27th September 2017 by Malcolm Allison
Every time I hear the word Global, I have a wry smile for Martin Lukes and a-bGlobal.com, a fictional company covered extensively in a satirical column in the FT for several years.
For most of my life, global has been exciting. The possibilities of trade, education, tourism, culture, fashion seemed to grow exponentially just at the thought of global. My childhood was spent in the UK and in East Africa. My first experience of a business world outside the UK was in the late 1970’s, when I was asked to take the Israeli sales manager on a field visit in my East London territory. Head office thought he would enjoy the Jewish quarter that formed the Western limit of my patch. I remember being briefed not to take him in to see any Arabic physicians. How was I to know that Dr Almeida was Arabic? They both pretended to be from other countries and the discussion was very civil. I think this sowed the seed that we have a lot in common who ever we are and differences can be bridged if we want them to be.
I have a feeling that global has a bad name at the moment and I am trying to understand why. We, in the West, live in a time of unprecedented access. Our shops are stocked with food from around the world. Our electronics are from China, our cars from Korea or Germany and our clothes from Rumania or India but we never stop to wonder about the supply chain, the social environment and international cohesion behind this. Perhaps we are blasé, perhaps our wealth and our easy access have turned China or India into nothing more than letter combinations on the labels of the goods we buy and perhaps ubiquitous branded goods are so commoditised that the users do not even consider them to be harbingers of a global ethos.
I spent time in my last company building relationships with the core countries, and between them. Neither of these was easy to do. We needed to foster a reason for mutual support. To achieve this we created a situation where a brand ran like a small company, with the principal activities shared, such that each major strategy was assigned to one country representative, making that person responsible for securing buy in from the other countries. Overall, it was clear that the countries embraced the concept. As a by-product, the representatives of the core countries became more culturally aware and more valuable in the employment talent pool.
I suppose the landing deck is tight and it is easy to overshoot or undershoot in achieving the right balance of time investment. It helped that I moved the ‘board meetings’ around. There has to be total commitment to this philosophy, and it may cost more in travel and living expense of course. Which is why there has to be commitment from the head of the business to the most junior clerk.

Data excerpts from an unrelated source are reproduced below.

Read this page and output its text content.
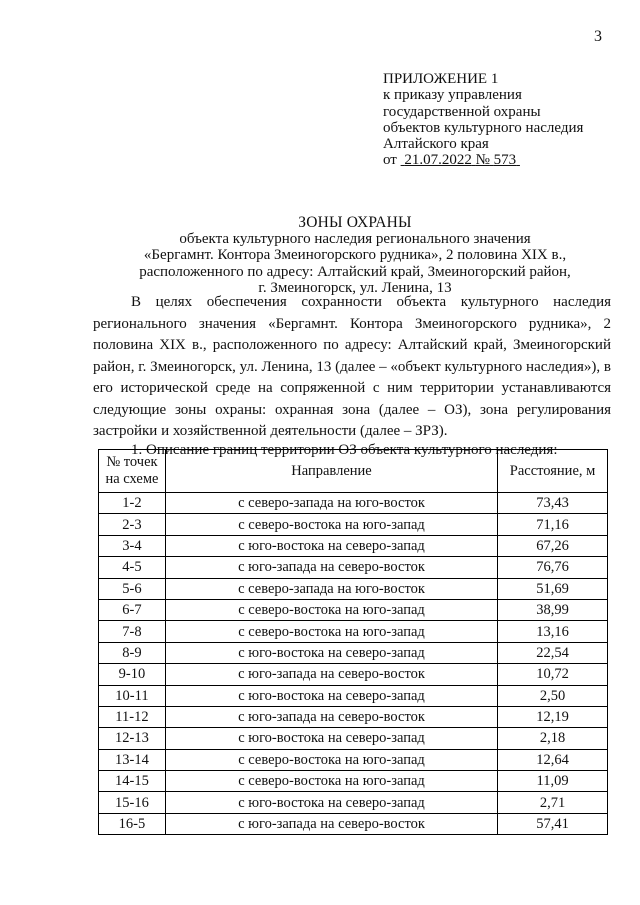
3
ПРИЛОЖЕНИЕ 1
к приказу управления
государственной охраны
объектов культурного наследия
Алтайского края
от 21.07.2022 № 573
ЗОНЫ ОХРАНЫ
объекта культурного наследия регионального значения
«Бергамнт. Контора Змеиногорского рудника», 2 половина XIX в.,
расположенного по адресу: Алтайский край, Змеиногорский район,
г. Змеиногорск, ул. Ленина, 13
В целях обеспечения сохранности объекта культурного наследия регионального значения «Бергамнт. Контора Змеиногорского рудника», 2 половина XIX в., расположенного по адресу: Алтайский край, Змеиногорский район, г. Змеиногорск, ул. Ленина, 13 (далее – «объект культурного наследия»), в его исторической среде на сопряженной с ним территории устанавливаются следующие зоны охраны: охранная зона (далее – ОЗ), зона регулирования застройки и хозяйственной деятельности (далее – ЗРЗ).
1. Описание границ территории ОЗ объекта культурного наследия:
№ точек на схеме	Направление	Расстояние, м
1-2	с северо-запада на юго-восток	73,43
2-3	с северо-востока на юго-запад	71,16
3-4	с юго-востока на северо-запад	67,26
4-5	с юго-запада на северо-восток	76,76
5-6	с северо-запада на юго-восток	51,69
6-7	с северо-востока на юго-запад	38,99
7-8	с северо-востока на юго-запад	13,16
8-9	с юго-востока на северо-запад	22,54
9-10	с юго-запада на северо-восток	10,72
10-11	с юго-востока на северо-запад	2,50
11-12	с юго-запада на северо-восток	12,19
12-13	с юго-востока на северо-запад	2,18
13-14	с северо-востока на юго-запад	12,64
14-15	с северо-востока на юго-запад	11,09
15-16	с юго-востока на северо-запад	2,71
16-5	с юго-запада на северо-восток	57,41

On a more personal level, we are presented with a ‘new’ utopia of electronic aggregation through social media. Our tacit acceptance of this service is at the same time acquiescence to a social code based on the personal philosophies of the builders of those systems.
I am not sure I want to blank out the differences between cultures just yet. I want to acknowledge them and perhaps celebrate them. If you like, I am not quite prepared to ‘Go gentle into the good night’. Perhaps it is right that those of a certain maturity should now be the ones for whom ‘Old age should burn and rave at close of day’. So I am getting those printed t shirts out of the rag box and dusting off those Converse Sneakers and the original 501’s. Hang on, what was I saying about global branding? I think I should write to Martin Lukes and ask his advice. I think a-bGlobal.com was bought by Google.